GEREKÇE Dava, borçsuzluğun ve alacağın tespiti istemine ilişkin olarak açılmıştır. İlk derece mahkemesince davanın açılmamış sayılmasına karar verilmiştir. Bu karara karşı davacı vekili, yasal süresi içinde istinaf harcını yatırarak istinaf kanun yoluna başvurmuştur. İstinaf incelemesi, HMK’nın 355. maddesi gereğince, ileri sürülen istinaf başvuru nedenleri ve kamu düzeni yönüyle sınırlı olarak yapılmıştır. Davacının adli yardım talepli olarak dava açtığı, mahkemece davacının adli yardım talebi hakkında herhangi bir karar verilmeden harcın tamamlanması için kesin süre verildiği, tensip zaptının davacı vekiline 20.03.2020 Tarihinde tebliğ edildiği, davacı vekilinin 05.06.2020 tarihli dilekçesi ile müvekkilinin harcı tamamlayabilecek durumda olmadığını belirterek adli yardım talebini tekrarladığı, mahkemenin bu talep yönünden de herhangi bir değerlendirme yapmadığı, 26.06.2020 itibarı ile dosyanın işlemden kaldırılmasına karar verdiği görülmektedir. HMK 336.maddesine göre; “Adli yardım, asıl talep veya işin karara bağlanacağı mahkemeden; icra ve iflas takiplerinde ise takibin yapılacağı yerdeki icra mahkemesinden istenir”. HMK 337/1. Maddesi ise; “Mahkeme, adli yardım talebi hakkında duruşma yapmaksızın karar verebilir. Ancak, talep hâlinde inceleme duruşmalı olarak yapılır. Adli yardım taleplerinin reddine ilişkin mahkeme kararlarında sunulan bilgi ve belgelerin kabul edilmeme sebebi açıkça belirtilir.” şeklinde düzenlenmiştir. Davacı vekili istinaf harç ve masraflarını yatırarak adli yardım talebinde bulunmuş ise de; adli yardım talebinin öncelikle mahkemesince değerlendirilmesi gerekmektedir. Bununla birlikte COVİD-19 salgını sebebiyle 7226 sayılı Kanun’un geçici 1.maddesi ve 29.04.2020 tarihli ve 2480 sayılı Cumhurbaşkanı kararı ile tüm adli süreler 13.03.2020 tarihinden 15.06.2020 tarihine kadar durdurulmuş, bitimine 15 gün ve daha az kalan süreler de 16.06.2020 tarihinden başlamak üzere 15 gün uzatılmıştır. Bu durumda mahkemece 26.06.2020 Tarihinde dosyanın işlemden kaldırılması hatalıdır. Açıklanan nedenlerle davanın açılmamış sayılmasına ilişkin kararı yerinde görülmediğinden ilk derece mahkemesinin kararının HMK 355, 353/1-a-5,6 md gereğince kaldırılmasına karar vermek gerekmiştir.

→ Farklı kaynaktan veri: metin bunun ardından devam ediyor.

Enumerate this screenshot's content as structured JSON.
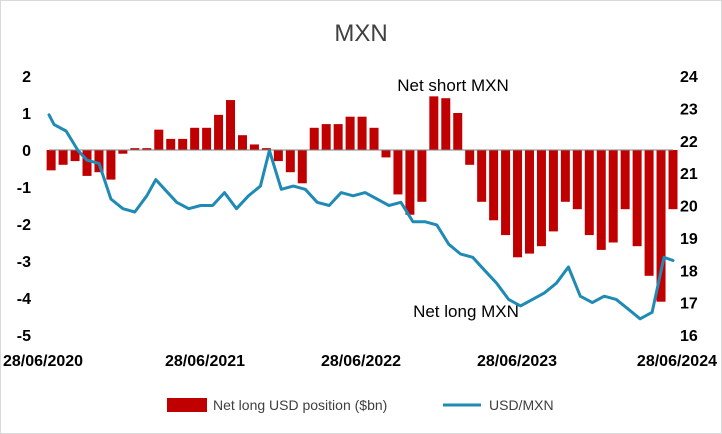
{
  "chart_data": {
    "type": "bar+line",
    "title": "MXN",
    "x_tick_labels": [
      "28/06/2020",
      "28/06/2021",
      "28/06/2022",
      "28/06/2023",
      "28/06/2024"
    ],
    "x_range": [
      "2020-06-28",
      "2024-06-28"
    ],
    "left_axis": {
      "ylim": [
        -5,
        2
      ],
      "ticks": [
        2,
        1,
        0,
        -1,
        -2,
        -3,
        -4,
        -5
      ]
    },
    "right_axis": {
      "ylim": [
        16,
        24
      ],
      "ticks": [
        24,
        23,
        22,
        21,
        20,
        19,
        18,
        17,
        16
      ]
    },
    "grid": false,
    "legend": {
      "position": "bottom",
      "entries": [
        "Net long USD position ($bn)",
        "USD/MXN"
      ]
    },
    "annotations": [
      {
        "text": "Net short MXN"
      },
      {
        "text": "Net long MXN"
      }
    ],
    "colors": {
      "bars": "#c00000",
      "line": "#1f8bb5"
    },
    "series": [
      {
        "name": "Net long USD position ($bn)",
        "axis": "left",
        "style": "bars",
        "x": [
          "2020-07-03",
          "2020-07-31",
          "2020-08-28",
          "2020-09-25",
          "2020-10-23",
          "2020-11-20",
          "2020-12-18",
          "2021-01-15",
          "2021-02-12",
          "2021-03-12",
          "2021-04-09",
          "2021-05-07",
          "2021-06-04",
          "2021-07-02",
          "2021-07-30",
          "2021-08-27",
          "2021-09-24",
          "2021-10-22",
          "2021-11-19",
          "2021-12-17",
          "2022-01-14",
          "2022-02-11",
          "2022-03-11",
          "2022-04-08",
          "2022-05-06",
          "2022-06-03",
          "2022-07-01",
          "2022-07-29",
          "2022-08-26",
          "2022-09-23",
          "2022-10-21",
          "2022-11-18",
          "2022-12-16",
          "2023-01-13",
          "2023-02-10",
          "2023-03-10",
          "2023-04-07",
          "2023-05-05",
          "2023-06-02",
          "2023-06-30",
          "2023-07-28",
          "2023-08-25",
          "2023-09-22",
          "2023-10-20",
          "2023-11-17",
          "2023-12-15",
          "2024-01-12",
          "2024-02-09",
          "2024-03-08",
          "2024-04-05",
          "2024-05-03",
          "2024-05-31",
          "2024-06-28"
        ],
        "values": [
          -0.55,
          -0.4,
          -0.3,
          -0.7,
          -0.6,
          -0.8,
          -0.1,
          0.05,
          0.05,
          0.55,
          0.3,
          0.3,
          0.6,
          0.6,
          0.95,
          1.35,
          0.4,
          0.15,
          0.05,
          -0.3,
          -0.6,
          -0.9,
          0.6,
          0.7,
          0.7,
          0.9,
          0.9,
          0.6,
          -0.2,
          -1.2,
          -1.75,
          -1.4,
          1.45,
          1.4,
          1.0,
          -0.4,
          -1.4,
          -1.9,
          -2.3,
          -2.9,
          -2.8,
          -2.6,
          -2.2,
          -1.4,
          -1.6,
          -2.3,
          -2.7,
          -2.5,
          -1.6,
          -2.6,
          -3.4,
          -4.1,
          -1.6
        ]
      },
      {
        "name": "USD/MXN",
        "axis": "right",
        "style": "line",
        "x": [
          "2020-06-28",
          "2020-07-10",
          "2020-08-07",
          "2020-09-04",
          "2020-09-25",
          "2020-10-23",
          "2020-11-20",
          "2020-12-18",
          "2021-01-15",
          "2021-02-12",
          "2021-03-05",
          "2021-03-26",
          "2021-04-23",
          "2021-05-21",
          "2021-06-18",
          "2021-07-16",
          "2021-08-13",
          "2021-09-10",
          "2021-10-08",
          "2021-11-05",
          "2021-11-26",
          "2021-12-24",
          "2022-01-21",
          "2022-02-18",
          "2022-03-18",
          "2022-04-15",
          "2022-05-13",
          "2022-06-10",
          "2022-07-08",
          "2022-08-05",
          "2022-09-02",
          "2022-09-30",
          "2022-10-28",
          "2022-11-25",
          "2022-12-23",
          "2023-01-20",
          "2023-02-17",
          "2023-03-17",
          "2023-04-14",
          "2023-05-12",
          "2023-06-09",
          "2023-07-07",
          "2023-08-04",
          "2023-09-01",
          "2023-09-29",
          "2023-10-27",
          "2023-11-24",
          "2023-12-22",
          "2024-01-19",
          "2024-02-16",
          "2024-03-15",
          "2024-04-12",
          "2024-05-10",
          "2024-06-07",
          "2024-06-28"
        ],
        "values": [
          22.8,
          22.5,
          22.3,
          21.7,
          21.4,
          21.3,
          20.2,
          19.9,
          19.8,
          20.3,
          20.8,
          20.5,
          20.1,
          19.9,
          20.0,
          20.0,
          20.4,
          19.9,
          20.3,
          20.6,
          21.7,
          20.5,
          20.6,
          20.5,
          20.1,
          20.0,
          20.4,
          20.3,
          20.4,
          20.2,
          20.0,
          20.1,
          19.5,
          19.5,
          19.4,
          18.8,
          18.5,
          18.4,
          18.0,
          17.6,
          17.1,
          16.9,
          17.1,
          17.3,
          17.6,
          18.1,
          17.2,
          17.0,
          17.2,
          17.1,
          16.8,
          16.5,
          16.7,
          18.4,
          18.3
        ]
      }
    ]
  }
}
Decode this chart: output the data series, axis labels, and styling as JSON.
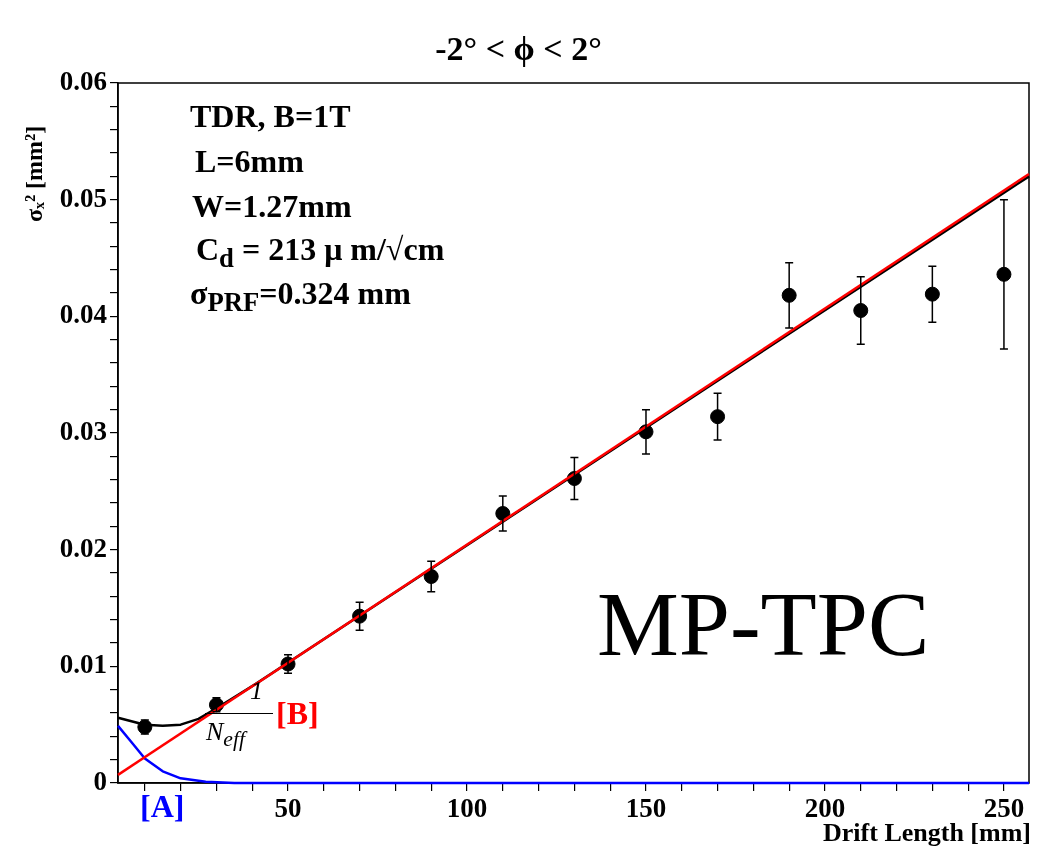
{
  "chart_data": {
    "type": "scatter",
    "title": "-2° < ϕ < 2°",
    "xlabel": "Drift Length [mm]",
    "ylabel": "σₓ² [mm²]",
    "xlim": [
      2.5,
      257
    ],
    "ylim": [
      0,
      0.06
    ],
    "xticks": [
      {
        "value": 10,
        "label": null
      },
      {
        "value": 20,
        "label": null
      },
      {
        "value": 30,
        "label": null
      },
      {
        "value": 40,
        "label": null
      },
      50,
      {
        "value": 60,
        "label": null
      },
      {
        "value": 70,
        "label": null
      },
      {
        "value": 80,
        "label": null
      },
      {
        "value": 90,
        "label": null
      },
      100,
      {
        "value": 110,
        "label": null
      },
      {
        "value": 120,
        "label": null
      },
      {
        "value": 130,
        "label": null
      },
      {
        "value": 140,
        "label": null
      },
      150,
      {
        "value": 160,
        "label": null
      },
      {
        "value": 170,
        "label": null
      },
      {
        "value": 180,
        "label": null
      },
      {
        "value": 190,
        "label": null
      },
      200,
      {
        "value": 210,
        "label": null
      },
      {
        "value": 220,
        "label": null
      },
      {
        "value": 230,
        "label": null
      },
      {
        "value": 240,
        "label": null
      },
      250
    ],
    "yticks": [
      0,
      {
        "value": 0.002,
        "label": null
      },
      {
        "value": 0.004,
        "label": null
      },
      {
        "value": 0.006,
        "label": null
      },
      {
        "value": 0.008,
        "label": null
      },
      0.01,
      {
        "value": 0.012,
        "label": null
      },
      {
        "value": 0.014,
        "label": null
      },
      {
        "value": 0.016,
        "label": null
      },
      {
        "value": 0.018,
        "label": null
      },
      0.02,
      {
        "value": 0.022,
        "label": null
      },
      {
        "value": 0.024,
        "label": null
      },
      {
        "value": 0.026,
        "label": null
      },
      {
        "value": 0.028,
        "label": null
      },
      0.03,
      {
        "value": 0.032,
        "label": null
      },
      {
        "value": 0.034,
        "label": null
      },
      {
        "value": 0.036,
        "label": null
      },
      {
        "value": 0.038,
        "label": null
      },
      0.04,
      {
        "value": 0.042,
        "label": null
      },
      {
        "value": 0.044,
        "label": null
      },
      {
        "value": 0.046,
        "label": null
      },
      {
        "value": 0.048,
        "label": null
      },
      0.05,
      {
        "value": 0.052,
        "label": null
      },
      {
        "value": 0.054,
        "label": null
      },
      {
        "value": 0.056,
        "label": null
      },
      {
        "value": 0.058,
        "label": null
      },
      0.06
    ],
    "grid": false,
    "legend": false,
    "marker": "circle",
    "series": [
      {
        "type": "line",
        "color": "#ff0000",
        "marker": "none",
        "x": [
          2.5,
          257
        ],
        "values": [
          0.0007,
          0.0522
        ]
      },
      {
        "type": "line",
        "color": "#0000ff",
        "marker": "none",
        "x": [
          2.5,
          6,
          10,
          15,
          20,
          27,
          35,
          257
        ],
        "values": [
          0.0049,
          0.0036,
          0.0021,
          0.001,
          0.0004,
          0.0001,
          0,
          0
        ]
      },
      {
        "type": "line",
        "color": "#000000",
        "marker": "none",
        "x": [
          2.5,
          10,
          15,
          20,
          25,
          30,
          40,
          257
        ],
        "values": [
          0.0056,
          0.005,
          0.0049,
          0.005,
          0.0055,
          0.0064,
          0.0083,
          0.052
        ]
      },
      {
        "color": "#000000",
        "x": [
          10,
          30,
          50,
          70,
          90,
          110,
          130,
          150,
          170,
          190,
          210,
          230,
          250
        ],
        "values": [
          0.0048,
          0.0067,
          0.0102,
          0.0143,
          0.0177,
          0.0231,
          0.0261,
          0.0301,
          0.0314,
          0.0418,
          0.0405,
          0.0419,
          0.0436
        ],
        "errors": [
          0.0006,
          0.0006,
          0.0008,
          0.0012,
          0.0013,
          0.0015,
          0.0018,
          0.0019,
          0.002,
          0.0028,
          0.0029,
          0.0024,
          0.0064
        ]
      }
    ],
    "annotations": [
      "TDR, B=1T",
      "L=6mm",
      "W=1.27mm",
      "C$_{d}$ = 213 μ m/√cm",
      "σ$_{PRF}$=0.324 mm",
      "MP-TPC",
      "[A]",
      "1",
      "N$_{eff}$",
      "[B]"
    ]
  }
}
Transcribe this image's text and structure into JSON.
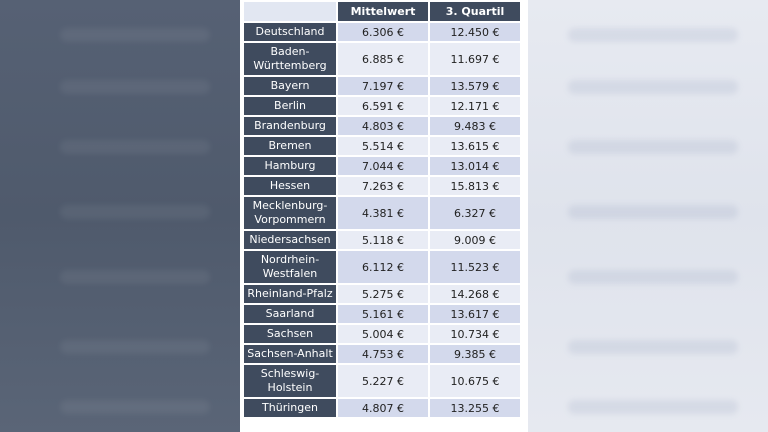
{
  "table": {
    "columns": [
      "",
      "Mittelwert",
      "3. Quartil"
    ],
    "rows": [
      {
        "region": "Deutschland",
        "mittelwert": "6.306 €",
        "quartil3": "12.450 €"
      },
      {
        "region": "Baden-\nWürttemberg",
        "mittelwert": "6.885 €",
        "quartil3": "11.697 €"
      },
      {
        "region": "Bayern",
        "mittelwert": "7.197 €",
        "quartil3": "13.579 €"
      },
      {
        "region": "Berlin",
        "mittelwert": "6.591 €",
        "quartil3": "12.171 €"
      },
      {
        "region": "Brandenburg",
        "mittelwert": "4.803 €",
        "quartil3": "9.483 €"
      },
      {
        "region": "Bremen",
        "mittelwert": "5.514 €",
        "quartil3": "13.615 €"
      },
      {
        "region": "Hamburg",
        "mittelwert": "7.044 €",
        "quartil3": "13.014 €"
      },
      {
        "region": "Hessen",
        "mittelwert": "7.263 €",
        "quartil3": "15.813 €"
      },
      {
        "region": "Mecklenburg-\nVorpommern",
        "mittelwert": "4.381 €",
        "quartil3": "6.327 €"
      },
      {
        "region": "Niedersachsen",
        "mittelwert": "5.118 €",
        "quartil3": "9.009 €"
      },
      {
        "region": "Nordrhein-\nWestfalen",
        "mittelwert": "6.112 €",
        "quartil3": "11.523 €"
      },
      {
        "region": "Rheinland-Pfalz",
        "mittelwert": "5.275 €",
        "quartil3": "14.268 €"
      },
      {
        "region": "Saarland",
        "mittelwert": "5.161 €",
        "quartil3": "13.617 €"
      },
      {
        "region": "Sachsen",
        "mittelwert": "5.004 €",
        "quartil3": "10.734 €"
      },
      {
        "region": "Sachsen-Anhalt",
        "mittelwert": "4.753 €",
        "quartil3": "9.385 €"
      },
      {
        "region": "Schleswig-\nHolstein",
        "mittelwert": "5.227 €",
        "quartil3": "10.675 €"
      },
      {
        "region": "Thüringen",
        "mittelwert": "4.807 €",
        "quartil3": "13.255 €"
      }
    ]
  },
  "colors": {
    "header_bg": "#3f4b5e",
    "row_odd": "#d3d9ec",
    "row_even": "#e9ecf5"
  }
}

HÜKÜM: Gerekçesi ayrıntılı kararda açıklandığı üzere; 1-Davacı vekilinin istinaf isteminin kısmen kabulüne, 2- İlk derece mahkemesinin kararının 6100 sayılı HMK’nın 355, 353/1-a-5,6 maddeleri gereğince KALDIRILMASINA, – Dosyanın ilk derece mahkemesine gönderilmesine, 3-İstinaf talebi kabul edildiğinden istinaf peşin harcının talebi halinde davacı tarafa iadesine, 4-İstinaf aşamasında davacı tarafça yapılan yargılama gideri olan 148,60 TL istinaf yoluna başvurma harcı ile 29,00 TL tebligat ve posta gideri olmak üzere toplam 177,60 TL’nin davalıdan alınarak davacıya verilmesine, 5-İstinaf incelemesi duruşmasız yapıldığından vekalet ücreti takdirine yer olmadığına, Dair, dosya üzerinde yapılan inceleme sonucu 26/04/2021 tarihinde oy birliği ile kesin olarak karar verildi.